Shadow and Substance : Eucharistic Controversy and English Drama across the Reformation Divide Hardback

Part of the ReFormations: Medieval and Early Modern series

Hardback

Description

Shadow and Substance is the first book to present a sustained examination of the relationship between Eucharistic controversy and English drama across the Reformation divide.

In this compelling interdisciplinary study, Jay Zysk contends that the Eucharist is not just a devotional object or doctrinal crux, it also shapes a way of thinking about physical embodiment and textual interpretation in theological and dramatic contexts. Regardless of one’s specific religious identity, to speak of the Eucharist during that time was to speak of dynamic interactions between body and sign.

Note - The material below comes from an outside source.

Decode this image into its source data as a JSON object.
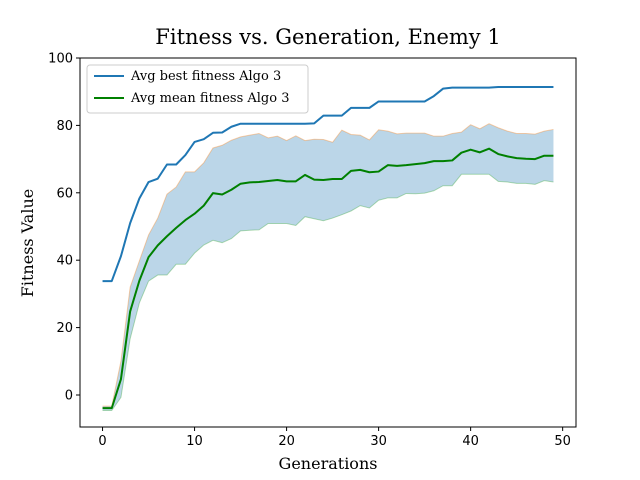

In crossing periodic boundaries and revising familiar historical narratives, Shadow and Substance challenges the idea that the Protestant Reformation brings about a decisive shift from the flesh to the word, the theological to the poetic, and the sacred to the secular.

The book also adds to studies of English drama and Reformation history by providing an account of how Eucharistic discourse informs understandings of semiotic representation in broader cultural domains. This bold study offers fresh, imaginative readings of theology, sermons, devotional books, and dramatic texts from a range of historical, literary, and religious perspectives.

Each of the book’s chapters creates a dialogue between different strands of Eucharistic theology and different varieties of English drama.

Spanning England’s long reformation, these plays—some religious in subject matter, others far more secular—reimagine semiotic struggles that stem from the controversies over Christ’s body at a time when these very concepts were undergoing significant rethinking in both religious and literary contexts. Shadow and Substance will have a wide appeal, especially to those interested in medieval and early modern drama and performance, literary theory, Reformation history, and literature and religion.